Posted: Sat Jan 31, 2004 12:41 pm
by markl999
while ($row = mysql_fetch_array($get_file_name)) {
$file_name = $row["file_name"];echo"$file_name";
}
That bit of code will overwrite $file_name on every loop. Not exactly sure where to start with the fix ;) It really needs some serious indenting and removal of html from php :o

Posted: Sat Jan 31, 2004 12:51 pm
by mwphurst
Then why is it displaying the right info if I just echo it or call for it later to display as <TD>?
It really needs some serious indenting and removal of html from php
Who ever wrote this originaly chose this form. I hate it. Starts on the left, then moves right so you can't see half the code. Why can't people keep everything nice and tight on the left? :lol:

Posted: Sat Jan 31, 2004 12:54 pm
by markl999
Who ever wrote this originaly chose this form. I hate it.
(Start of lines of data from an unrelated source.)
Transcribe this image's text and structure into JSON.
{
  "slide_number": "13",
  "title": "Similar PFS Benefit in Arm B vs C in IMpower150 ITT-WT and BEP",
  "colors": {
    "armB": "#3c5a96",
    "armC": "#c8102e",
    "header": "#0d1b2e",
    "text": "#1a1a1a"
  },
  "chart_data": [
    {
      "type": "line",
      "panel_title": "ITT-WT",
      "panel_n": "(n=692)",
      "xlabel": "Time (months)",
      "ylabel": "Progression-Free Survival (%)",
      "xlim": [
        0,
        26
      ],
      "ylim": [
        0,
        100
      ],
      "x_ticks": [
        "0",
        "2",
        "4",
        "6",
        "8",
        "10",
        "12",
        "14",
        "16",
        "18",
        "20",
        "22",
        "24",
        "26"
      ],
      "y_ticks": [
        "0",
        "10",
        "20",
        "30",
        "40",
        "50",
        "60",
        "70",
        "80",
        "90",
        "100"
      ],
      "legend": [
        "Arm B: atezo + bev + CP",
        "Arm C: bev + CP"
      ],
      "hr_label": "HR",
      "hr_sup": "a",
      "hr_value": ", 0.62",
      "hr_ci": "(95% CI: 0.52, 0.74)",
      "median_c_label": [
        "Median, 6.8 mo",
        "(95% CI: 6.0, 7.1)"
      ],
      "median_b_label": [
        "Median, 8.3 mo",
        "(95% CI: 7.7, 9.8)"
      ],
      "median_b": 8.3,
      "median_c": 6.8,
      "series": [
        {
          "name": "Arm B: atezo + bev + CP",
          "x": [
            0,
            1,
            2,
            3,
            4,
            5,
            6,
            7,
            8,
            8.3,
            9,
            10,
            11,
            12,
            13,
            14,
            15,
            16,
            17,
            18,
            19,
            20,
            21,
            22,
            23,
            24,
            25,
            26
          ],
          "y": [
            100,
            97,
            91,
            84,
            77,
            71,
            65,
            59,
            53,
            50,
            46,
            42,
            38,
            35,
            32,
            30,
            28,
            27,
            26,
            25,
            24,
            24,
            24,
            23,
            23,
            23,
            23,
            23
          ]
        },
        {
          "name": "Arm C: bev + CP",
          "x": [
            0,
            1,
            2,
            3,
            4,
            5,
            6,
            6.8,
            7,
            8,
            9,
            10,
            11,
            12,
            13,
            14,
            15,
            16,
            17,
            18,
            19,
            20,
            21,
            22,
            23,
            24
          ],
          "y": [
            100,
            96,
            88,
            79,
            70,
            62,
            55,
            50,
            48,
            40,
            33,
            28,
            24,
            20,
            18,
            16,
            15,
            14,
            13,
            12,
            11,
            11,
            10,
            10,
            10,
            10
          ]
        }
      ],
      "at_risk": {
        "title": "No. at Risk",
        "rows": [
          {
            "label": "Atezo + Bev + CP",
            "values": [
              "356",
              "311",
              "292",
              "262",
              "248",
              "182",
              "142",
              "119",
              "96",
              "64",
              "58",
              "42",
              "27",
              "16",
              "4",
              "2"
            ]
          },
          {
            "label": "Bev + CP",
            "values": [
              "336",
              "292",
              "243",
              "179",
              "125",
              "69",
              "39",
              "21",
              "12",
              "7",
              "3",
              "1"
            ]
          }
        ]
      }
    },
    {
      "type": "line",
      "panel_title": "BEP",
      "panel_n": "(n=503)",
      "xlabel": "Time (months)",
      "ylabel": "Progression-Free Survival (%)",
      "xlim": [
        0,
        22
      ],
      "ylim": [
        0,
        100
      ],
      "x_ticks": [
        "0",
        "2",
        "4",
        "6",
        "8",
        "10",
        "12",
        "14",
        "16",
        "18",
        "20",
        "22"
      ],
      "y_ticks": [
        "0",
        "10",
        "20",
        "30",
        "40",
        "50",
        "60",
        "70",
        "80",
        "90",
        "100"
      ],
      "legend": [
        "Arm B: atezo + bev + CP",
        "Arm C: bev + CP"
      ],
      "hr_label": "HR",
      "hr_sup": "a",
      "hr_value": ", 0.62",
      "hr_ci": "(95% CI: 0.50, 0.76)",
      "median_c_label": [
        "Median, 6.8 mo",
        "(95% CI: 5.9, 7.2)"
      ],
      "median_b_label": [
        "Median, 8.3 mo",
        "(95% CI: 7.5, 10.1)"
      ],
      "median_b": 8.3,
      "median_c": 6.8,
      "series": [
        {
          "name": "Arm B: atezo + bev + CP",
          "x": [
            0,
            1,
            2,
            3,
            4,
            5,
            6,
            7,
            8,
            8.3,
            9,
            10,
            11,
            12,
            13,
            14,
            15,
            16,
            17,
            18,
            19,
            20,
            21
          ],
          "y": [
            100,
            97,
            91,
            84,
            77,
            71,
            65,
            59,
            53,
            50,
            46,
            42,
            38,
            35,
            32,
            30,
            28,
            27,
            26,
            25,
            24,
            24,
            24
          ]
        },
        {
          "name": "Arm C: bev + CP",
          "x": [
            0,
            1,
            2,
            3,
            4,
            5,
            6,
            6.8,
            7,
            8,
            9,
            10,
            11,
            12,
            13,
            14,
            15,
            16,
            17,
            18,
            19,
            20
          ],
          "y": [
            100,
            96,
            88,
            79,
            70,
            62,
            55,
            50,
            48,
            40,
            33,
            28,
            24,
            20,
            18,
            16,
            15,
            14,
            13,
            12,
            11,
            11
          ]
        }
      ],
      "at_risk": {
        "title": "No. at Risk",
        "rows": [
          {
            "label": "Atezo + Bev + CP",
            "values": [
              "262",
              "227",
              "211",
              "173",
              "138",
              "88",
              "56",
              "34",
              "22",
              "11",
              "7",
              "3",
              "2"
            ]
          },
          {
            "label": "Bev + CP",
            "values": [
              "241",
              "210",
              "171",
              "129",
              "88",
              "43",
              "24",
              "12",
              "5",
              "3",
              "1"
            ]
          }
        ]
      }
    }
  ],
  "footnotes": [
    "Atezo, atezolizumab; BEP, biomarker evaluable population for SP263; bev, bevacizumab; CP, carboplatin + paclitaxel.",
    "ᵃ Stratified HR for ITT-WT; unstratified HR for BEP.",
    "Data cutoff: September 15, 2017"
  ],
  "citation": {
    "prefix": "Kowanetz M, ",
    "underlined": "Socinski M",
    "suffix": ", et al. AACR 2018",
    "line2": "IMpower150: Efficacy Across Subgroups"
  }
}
Starts on the left, then moves right so you can't see half the code.
A snazzy regex in vi/vim will fix that up in no time at all ;)
Then why is it displaying the right info if I just echo it
Because the echo is inside the loop?
while ($row = mysql_fetch_array($get_file_name)) {
$file_name = $row["file_name"];echo"$file_name";
}
so the echo will always display the correct/current file name, but $file_name is finally assigned the last value from the loop.

Posted: Sat Jan 31, 2004 1:24 pm
by mwphurst
I've used

Code: Select all

if($count>0)
	&#123;
$option_number = 0;
				
	while ($row = mysql_fetch_array($get_file_name))
	&#123;
$option_number = $option_number + 1;
before to do something similar to this. But I tried it this time and it didn't work. Was I on the right track with this?